I recently noted that characters (possibly not in the UTF-8) range being changed automatically by the API. I’ll explain the situation.

1. The document contains a special character for bullets. The corresponding integer value for it being 61553.
2. On reading the document through Aspose.Words, i see it displayed as the alphabet ‘q’ (value 113)
3. On encountering more such characters i noticed that for characters with value greater than 61440 are returned as ( - 61440) ?

What is the possible reason for this?
My machine uses UTF-8 encoding but i want my program to be independent of the machine it is running on. Kindly provide an answer and i’ll make changes to my code accordingly.

Thanks,
Divyansh

Hi Divyansh,

Thanks for your query. It would be great if you please share your document for investigation purposes.


Contenido : Se refiere al conjunto de datos con su correspondiente descripción.

Referencial : Contienen referencias bibliográficas a los documentos que contienen los datos pero no contienen los datos.

This is the reference string. The document is too large and i’m facing this problem for only these 2 lines. The unknown characters (as we can see before the bold word) are being shown differently when using para.toTxt()

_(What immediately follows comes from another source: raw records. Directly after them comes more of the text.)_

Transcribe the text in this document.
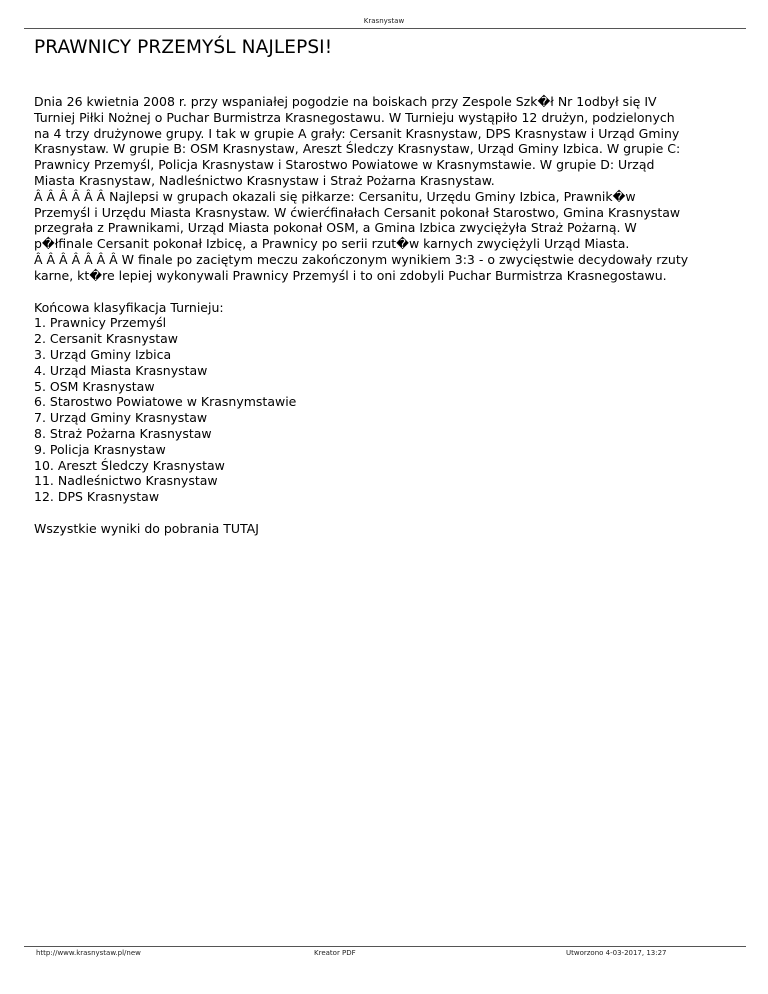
Krasnystaw
PRAWNICY PRZEMYŚL NAJLEPSI!

Dnia 26 kwietnia 2008 r. przy wspaniałej pogodzie na boiskach przy Zespole Szk�ł Nr 1odbył się IV

Turniej Piłki Nożnej o Puchar Burmistrza Krasnegostawu. W Turnieju wystąpiło 12 drużyn, podzielonych

na 4 trzy drużynowe grupy. I tak w grupie A grały: Cersanit Krasnystaw, DPS Krasnystaw i Urząd Gminy

Krasnystaw. W grupie B: OSM Krasnystaw, Areszt Śledczy Krasnystaw, Urząd Gminy Izbica. W grupie C:

Prawnicy Przemyśl, Policja Krasnystaw i Starostwo Powiatowe w Krasnymstawie. W grupie D: Urząd

Miasta Krasnystaw, Nadleśnictwo Krasnystaw i Straż Pożarna Krasnystaw.

Â Â Â Â Â Â Najlepsi w grupach okazali się piłkarze: Cersanitu, Urzędu Gminy Izbica, Prawnik�w

Przemyśl i Urzędu Miasta Krasnystaw. W ćwierćfinałach Cersanit pokonał Starostwo, Gmina Krasnystaw

przegrała z Prawnikami, Urząd Miasta pokonał OSM, a Gmina Izbica zwyciężyła Straż Pożarną. W

p�łfinale Cersanit pokonał Izbicę, a Prawnicy po serii rzut�w karnych zwyciężyli Urząd Miasta.

Â Â Â Â Â Â Â W finale po zaciętym meczu zakończonym wynikiem 3:3 - o zwycięstwie decydowały rzuty

karne, kt�re lepiej wykonywali Prawnicy Przemyśl i to oni zdobyli Puchar Burmistrza Krasnegostawu.

Końcowa klasyfikacja Turnieju:

1. Prawnicy Przemyśl

2. Cersanit Krasnystaw

3. Urząd Gminy Izbica

4. Urząd Miasta Krasnystaw

5. OSM Krasnystaw

6. Starostwo Powiatowe w Krasnymstawie

7. Urząd Gminy Krasnystaw

8. Straż Pożarna Krasnystaw

9. Policja Krasnystaw

10. Areszt Śledczy Krasnystaw

11. Nadleśnictwo Krasnystaw

12. DPS Krasnystaw

Wszystkie wyniki do pobrania TUTAJ

http://www.krasnystaw.pl/new	Kreator PDF	Utworzono 4-03-2017, 13:27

copy paste this entire text and do a toTxt()
The first character appears as ‘q’ :frowning: the actual integer equivalent value to it is 61553.

Hi Divyansh,

Thanks for your query. I have managed to reproduce the same problem at my end. I have logged this issue as WORDSNET-6517 in our issue tracking system. You will be notified via this forum thread once this issue is resolved.

We apologize for your inconvenience.

Hi Divyansh,

Thanks for your patience. The WORDSNET-6517 has been fixed in latest version of Aspose.Words for Java 17.5. Please upgrade to the latest version of Aspose.Words for Java 17.5.